As part of his strategy, Bass has created an entity called the Coalition for Affordable Drugs (CAD), ostensibly to help drive down the cost of prescription drugs, but, in reality, to make money. Bass claims that pharma patents, which grant companies 20 years of exclusive rights to a drug, drive up costs by preventing competition from other companies that could make cheaper generic versions of the same drugs. The pharma companies, of course, would state that they need the patents and exclusivity to recoup the money invested in research and development of the drug.

But now, the CAD is acting as the lead petitioner in several IPR challenges, targeted at pharmaceutical companies that are less diversified. Bass plans to target 15 companies, though only seven IPR petitions have been filed so far, against such companies as Jazz Pharmaceuticals, an Irish company that derives two-thirds of its nearly $800 million in yearly revenue from one patented drug. Bass hopes to use these IPR petitions to knock out pharma patents while investing his money in competitors who would then be able to churn out generic drugs and potentially make some market headway. 

“Companies with not many patents are scared,” says Arlene Chow, partner at Hogan Lovells. “This is shaking up certain types of companies that are smaller and less diversified. It will worry companies that are investing in these pharma companies that that are more vulnerable to hedge fund attacks by way of IPR.” 

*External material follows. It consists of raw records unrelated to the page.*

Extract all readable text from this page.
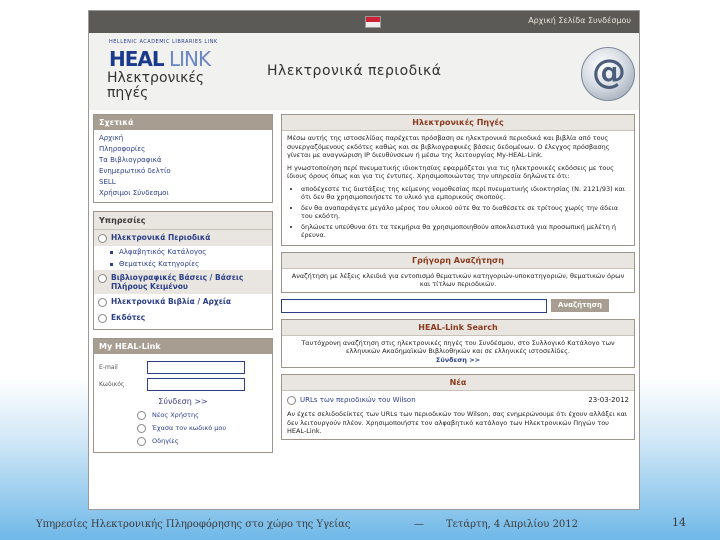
Αρχική Σελίδα Συνδέσμου
HELLENIC ACADEMIC LIBRARIES LINK
HEAL LINK
Ηλεκτρονικές πηγές
Ηλεκτρονικά περιοδικά	@
Σχετικά
Αρχική
Πληροφορίες
Τα Βιβλιογραφικά
Ενημερωτικό δελτίο
SELL
Χρήσιμοι Σύνδεσμοι
Υπηρεσίες
Ηλεκτρονικά Περιοδικά
Αλφαβητικός Κατάλογος
Θεματικές Κατηγορίες
Βιβλιογραφικές Βάσεις / Βάσεις Πλήρους Κειμένου
Ηλεκτρονικά Βιβλία / Αρχεία
Εκδότες
My HEAL-Link
E-mail
Κωδικός
Σύνδεση >>
Νέος Χρήστης
Έχασα τον κωδικό μου
Οδηγίες
Ηλεκτρονικές Πηγές

Μέσω αυτής της ιστοσελίδας παρέχεται πρόσβαση σε ηλεκτρονικά περιοδικά και βιβλία από τους συνεργαζόμενους εκδότες καθώς και σε βιβλιογραφικές βάσεις δεδομένων. Ο έλεγχος πρόσβασης γίνεται με αναγνώριση IP διευθύνσεων ή μέσω της λειτουργίας My-HEAL-Link.

Η γνωστοποίηση περί πνευματικής ιδιοκτησίας εφαρμόζεται για τις ηλεκτρονικές εκδόσεις με τους ίδιους όρους όπως και για τις έντυπες. Χρησιμοποιώντας την υπηρεσία δηλώνετε ότι:

• αποδέχεστε τις διατάξεις της κείμενης νομοθεσίας περί πνευματικής ιδιοκτησίας (Ν. 2121/93) και ότι δεν θα χρησιμοποιήσετε το υλικό για εμπορικούς σκοπούς.
• δεν θα αναπαράγετε μεγάλο μέρος του υλικού ούτε θα το διαθέσετε σε τρίτους χωρίς την άδεια του εκδότη.
• δηλώνετε υπεύθυνα ότι τα τεκμήρια θα χρησιμοποιηθούν αποκλειστικά για προσωπική μελέτη ή έρευνα.
Γρήγορη Αναζήτηση
Αναζήτηση με λέξεις κλειδιά για εντοπισμό θεματικών κατηγοριών-υποκατηγοριών, θεματικών όρων και τίτλων περιοδικών.
Αναζήτηση
HEAL-Link Search
Ταυτόχρονη αναζήτηση στις ηλεκτρονικές πηγές του Συνδέσμου, στο Συλλογικό Κατάλογο των ελληνικών Ακαδημαϊκών Βιβλιοθηκών και σε ελληνικές ιστοσελίδες.
Σύνδεση >>
Νέα
URLs των περιοδικών του Wilson	23-03-2012
Αν έχετε σελιδοδείκτες των URLs των περιοδικών του Wilson, σας ενημερώνουμε ότι έχουν αλλάξει και δεν λειτουργούν πλέον. Χρησιμοποιήστε τον αλφαβητικό κατάλογο των Ηλεκτρονικών Πηγών του HEAL-Link.
Υπηρεσίες Ηλεκτρονικής Πληροφόρησης στο χώρο της Υγείας	— Τετάρτη, 4 Απριλίου 2012	14
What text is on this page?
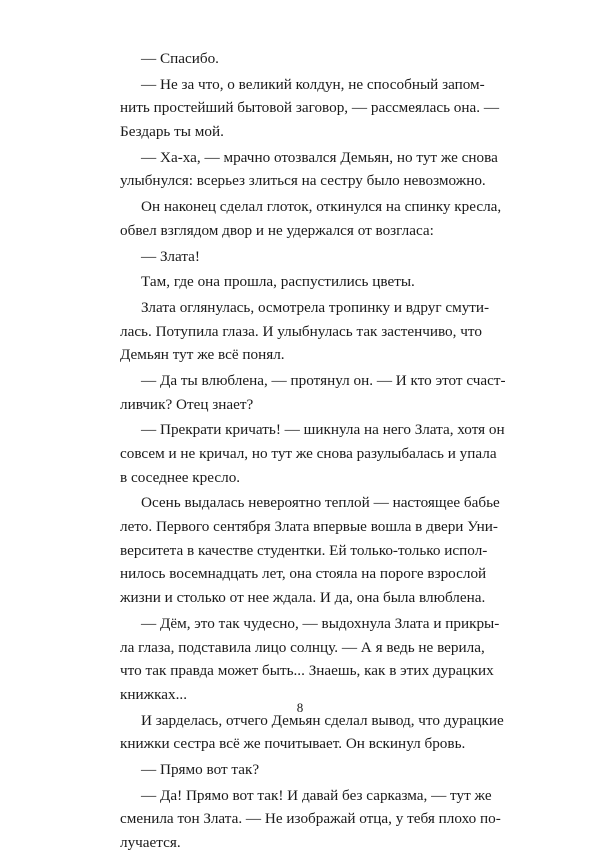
— Спасибо.
— Не за что, о великий колдун, не способный запом-
нить простейший бытовой заговор, — рассмеялась она. —
Бездарь ты мой.
— Ха-ха, — мрачно отозвался Демьян, но тут же снова
улыбнулся: всерьез злиться на сестру было невозможно.
Он наконец сделал глоток, откинулся на спинку кресла,
обвел взглядом двор и не удержался от возгласа:
— Злата!
Там, где она прошла, распустились цветы.
Злата оглянулась, осмотрела тропинку и вдруг смути-
лась. Потупила глаза. И улыбнулась так застенчиво, что
Демьян тут же всё понял.
— Да ты влюблена, — протянул он. — И кто этот счаст-
ливчик? Отец знает?
— Прекрати кричать! — шикнула на него Злата, хотя он
совсем и не кричал, но тут же снова разулыбалась и упала
в соседнее кресло.
Осень выдалась невероятно теплой — настоящее бабье
лето. Первого сентября Злата впервые вошла в двери Уни-
верситета в качестве студентки. Ей только-только испол-
нилось восемнадцать лет, она стояла на пороге взрослой
жизни и столько от нее ждала. И да, она была влюблена.
— Дём, это так чудесно, — выдохнула Злата и прикры-
ла глаза, подставила лицо солнцу. — А я ведь не верила,
что так правда может быть... Знаешь, как в этих дурацких
книжках...
И зарделась, отчего Демьян сделал вывод, что дурацкие
книжки сестра всё же почитывает. Он вскинул бровь.
— Прямо вот так?
— Да! Прямо вот так! И давай без сарказма, — тут же
сменила тон Злата. — Не изображай отца, у тебя плохо по-
лучается.
8
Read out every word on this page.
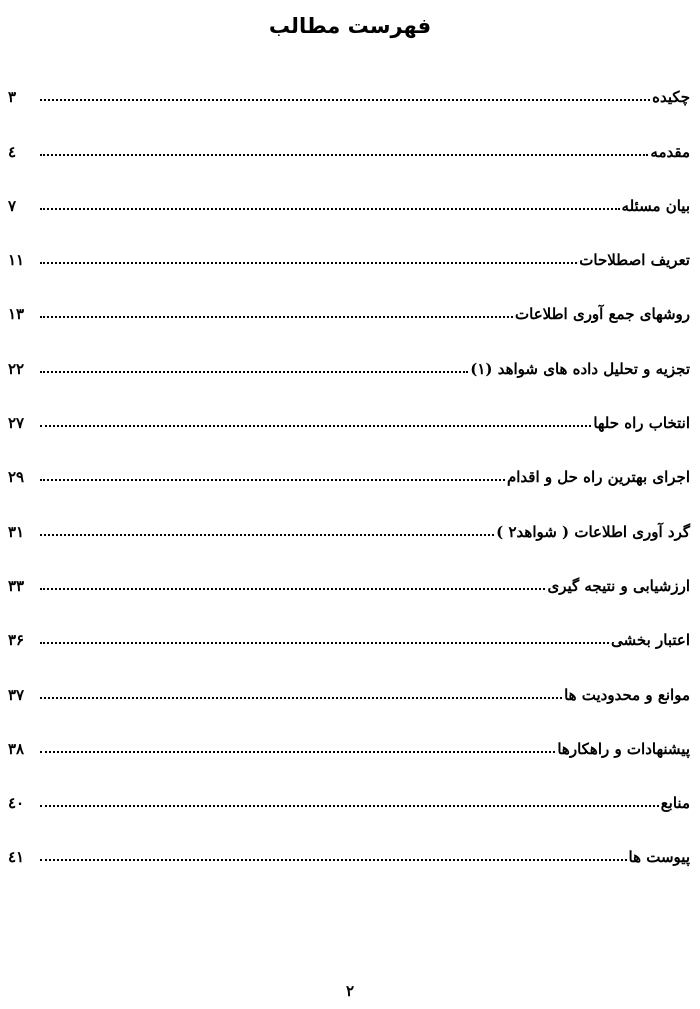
فهرست مطالب
چکیده
۳
مقدمه
٤
بیان مسئله
۷
تعریف اصطلاحات
۱۱
روشهای جمع آوری اطلاعات
۱۳
تجزیه و تحلیل داده های شواهد (۱)
۲۲
انتخاب راه حلها
۲۷
اجرای بهترین راه حل و اقدام
۲۹
گرد آوری اطلاعات ( شواهد۲ )
۳۱
ارزشیابی و نتیجه گیری
۳۳
اعتبار بخشی
۳۶
موانع و محدودیت ها
۳۷
پیشنهادات و راهکارها
۳۸
منابع
٤۰
پیوست ها
٤۱
۲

It seems that Bass and his team have found an interesting way to use these IPR proceedings that was not anticipated by the creators of the AIA, but it remains to be seen if this loophole will be closed. “Anyone can file an IPR, so the big question is if the U.S. Patent and Trademark Office or Congress will change the law to restrict that,” says Chow.

For now, Bass is using a method that was intended to be a tool used by competitors to fight each other’s patents and has made it a tool for making him money, all under the auspices of doing something noble for Americans. It’s a fascinating strategy—and one that rightfully worries some people—so it will be interesting to see how it plays out.